When my own kids were little, we needed to keep them busy during a spring break. We figured planting seeds would work. My kids were asking me, Should we use this soil or that soil? Should we put the seeds far apart or should we put them close to one another? I said, Why don’t we try different things and see what works? I realized that they have natural curiosity, but they need some guidance. So rather than me telling them, OK, you plant one seed per pot, I can tell them, Why don’t you try different things and see what works out better?

If my kids had a lot of fun with that, I felt like maybe other kids would as well.

My husband, Jose Alonso, is originally from Spain. Because of his connections to Spain, we always had Spanish-speaking postdocs and we intentionally hire Spanish-speaking undergraduate students to help us develop lessons. We have a very talented undergraduate student, Eduardo Santana, who’s of Mexican origin, but was born and grew up in the U.S. and speaks fluent Spanish. He’s helped us not just with the Plants4Kids Program but also with developing scripts for videos. One thing we’re working on right now is putting everything in a visual format, as opposed to us having to present in the museum every time, though we’ll continue going to the museum once we’re allowed back following COVID safety restrictions.

How do you reach kids as they get older? 

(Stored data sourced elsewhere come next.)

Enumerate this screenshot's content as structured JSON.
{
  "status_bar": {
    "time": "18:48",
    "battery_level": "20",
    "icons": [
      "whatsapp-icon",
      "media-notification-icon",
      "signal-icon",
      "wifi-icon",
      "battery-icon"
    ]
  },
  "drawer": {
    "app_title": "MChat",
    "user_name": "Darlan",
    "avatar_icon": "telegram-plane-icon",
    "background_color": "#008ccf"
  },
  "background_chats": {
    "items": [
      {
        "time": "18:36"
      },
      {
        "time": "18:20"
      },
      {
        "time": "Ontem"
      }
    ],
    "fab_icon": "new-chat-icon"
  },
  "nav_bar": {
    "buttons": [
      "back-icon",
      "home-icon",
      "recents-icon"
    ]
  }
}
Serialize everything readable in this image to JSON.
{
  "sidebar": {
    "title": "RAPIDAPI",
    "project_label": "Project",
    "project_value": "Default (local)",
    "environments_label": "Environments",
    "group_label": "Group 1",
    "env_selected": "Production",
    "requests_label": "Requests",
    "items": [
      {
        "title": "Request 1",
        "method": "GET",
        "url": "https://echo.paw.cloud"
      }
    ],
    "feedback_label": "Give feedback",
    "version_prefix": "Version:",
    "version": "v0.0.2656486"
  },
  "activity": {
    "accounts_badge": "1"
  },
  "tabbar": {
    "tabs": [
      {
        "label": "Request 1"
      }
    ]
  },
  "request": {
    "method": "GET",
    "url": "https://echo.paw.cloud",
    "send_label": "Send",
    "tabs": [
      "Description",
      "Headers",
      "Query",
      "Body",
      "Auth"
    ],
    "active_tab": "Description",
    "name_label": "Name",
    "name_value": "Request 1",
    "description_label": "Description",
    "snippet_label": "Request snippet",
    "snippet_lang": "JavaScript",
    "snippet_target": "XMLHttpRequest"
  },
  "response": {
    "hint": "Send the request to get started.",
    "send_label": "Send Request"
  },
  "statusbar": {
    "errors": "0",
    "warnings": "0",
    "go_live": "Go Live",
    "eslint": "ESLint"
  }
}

Anna Stepanova: Even though our main audience was younger children, a colleague of mine from Indiana University, Roger Innes, told me, You know what? We used your modules in the middle school and they loved it. We hadn’t thought of this as something interesting to older kids, but apparently it was, it worked well, and it made sense for the organizers to rely on something that has a record of success rather than start developing a new activity from scratch.

As kids get to high school age, they’re considering college careers. They need experiences to pump up their resumes for their college applications. We could recruit high school volunteers to come to the museums with us and work with young kids because they need volunteer hours. They want to have research experience because that looks really good. But whatever the initial reason is, I see that they become excited about plants. 

And the skill set that you learn through gardening or just tending to plants is something that you can find rejuvenating and relaxing down the road in your life, even if you don’t choose it as a career path. But my hope is that some of the kids that we work with through our demos and through our website would consider plant science as a career path.

Terri, in your outreach and college classes you also emphasize the environmental role of plants. What is your strategy?

Terri Long: One reason we do the outreach is so that people understand that we’re connected to plants. Using plants as models for living organisms, to understand physiological reactions, molecular actions, is one important way to help students understand science. 

But now more people are thinking about sustainability and the impact of global warming. Plants and animals, we’re all sharing the same resource: earth. And I think it’s important that people are aware of plants not only as something we eat but as the main mechanism by which nutrients move from the soil into our bodies. Without plants, we wouldn’t be here. And so just understanding why it’s important to make sure that we maintain the earth in a way that plants can survive. We need to make sure that we are doing things that are sustainable so that we can all survive. 

How do you talk about these issues with college students?

Anna Stepanova: We often talk about food, feed, fuel and fiber, which all come from plants. Food and feed, we understand. But just about any renewable energy comes through plants, one way or another. Even the solar panels that we use to capture the energy of sunlight are trying to imitate biological processes that take place in plants. And then that fiber is the clothes that we wear or the books that we read. And so I feel like plants are at the base of everything. And of course, Terri and I are passionate about this because we chose that as a career for a reason, but we want to share some of that excitement with others as well.